Scelgo anch’io una parola alla quale ancorare il mio fraterno appoggio a Erri De Luca. Voglio usare l’espressione: „come“. La uso a investizione di rappresentanza ed è quindi per me una delega.
Poche volte nelle mie scritture ho usato il termine „come“, poiché sono dell’opinione che la poesia non debba esprimersi per assimilativi. Scopro invece sul cammino di amicizia con Erri questa parola: „come“.

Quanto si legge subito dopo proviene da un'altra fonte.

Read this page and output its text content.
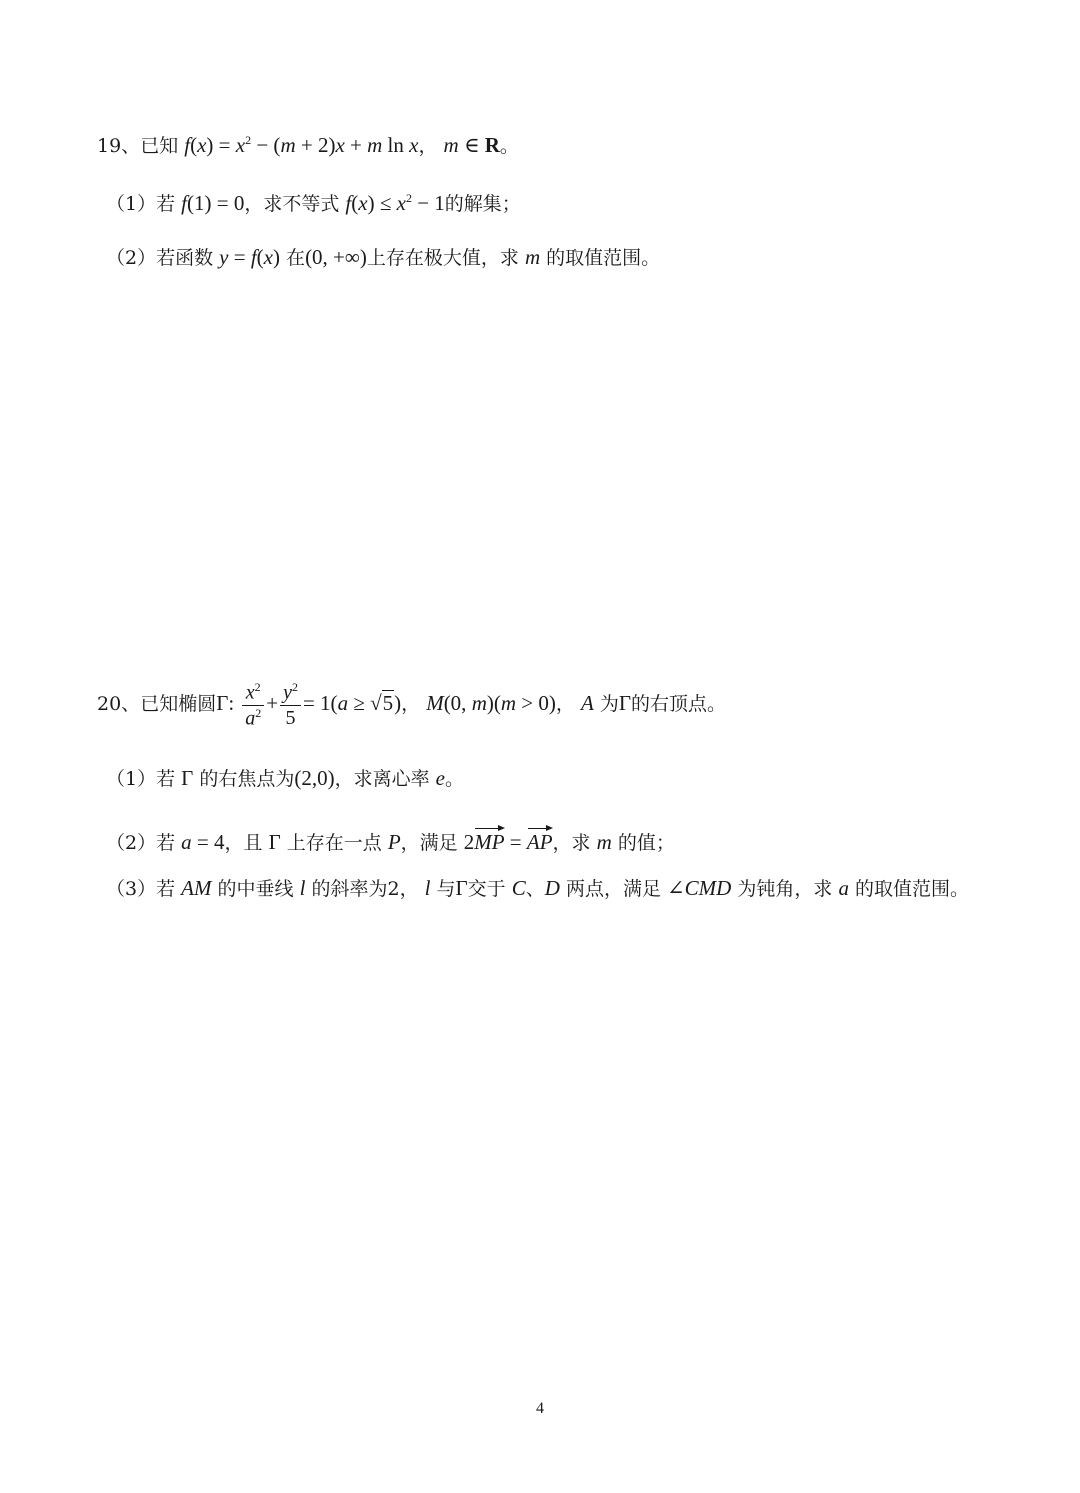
19、已知 $f(x) = x^2 - (m + 2)x + m$ ln x， m ∈ R。
（1）若 f(1) = 0，求不等式 $f(x) \le x^2 - 1$的解集；
（2）若函数 y = f(x) 在(0, +∞)上存在极大值，求 m 的取值范围。
20、已知椭圆Γ: $\frac{x^2}{a^2} + \frac{y^2}{5} = 1(a \ge √5)$， M(0, m)(m > 0)， A 为Γ的右顶点。
（1）若 Γ 的右焦点为(2,0)，求离心率 e。
（2）若 a = 4，且 Γ 上存在一点 P，满足 2MP = AP，求 m 的值；
（3）若 AM 的中垂线 l 的斜率为2， l 与Γ交于 C、D 两点，满足 ∠CMD 为钝角，求 a 的取值范围。
4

È avverbio di somiglianza, che su questa rotta verso la libertà di espressione è per me
equivalente di „proprio così“. In nessun altro modo! Perché onorata e riconoscente per i molti abbracci e gli altrettanti silenzi condivisi con l’amico, l’uomo che dal silenzio appunto, sa scernere molto bene i suoni del diritto dai rumori inutili, poiché così forte di coscienza civile, lui Erri De Luca parla, dice ciò che pensa, molte volte anche al posto mio.
Così Erri De Luca usa gli occhi come fossero i miei occhi.
Porge l’orecchio come fossi io l’ascolto.
Erri De Luca usa la sua bocca come fosse la mia bocca.
E io mi sento presente, anima e corpo nel diritto civile attraverso la sua parola.
Come Erri De Luca. Perché lui in qualità anche di me!
È questa volta la sua una parola contraria, che contrasta ed è diventata avversità! Si è
trasformata nella condizione di un’opinione sfavorevole, una voce discordante dal suono
acuto e affilato, che possiamo mettere in discussione per accordo o disaccordo.
Ma un processo alla parola? Imputare l’importanza del nostro primo elemento di espressione
quando assume un tono opposto a un altro che noi riteniamo conforme?
Questo è per me un reato e io non ci sto! Preferisco essere colpevole anch’io, come Erri De Luca, anzi io sono colpevole come Erri De Luca!
E dunque, alla semantica accusa io dico che se ci sarà colpa, anch’io avrò colpa, come Erri De Luca. Sarò colpevole nel mio silenzio, così lontano. Che da questi miei luoghi troppo spesso ciò che vedo, leggo, è tempo scorso, minuti finiti. Che sempre, fuori così tanto succede fino al racconto e ogni volta sono stata assente.
Ma non di meno, non di meno! Seppure appartata custodisco nelle mie espressioni molte
parole contrarie e quindi sarò colpevole anch’io. Come Erri De Luca.
Roberta Dapunt
Erri De Luca è la nostra matita. Noi lettori il suo tempera-matita.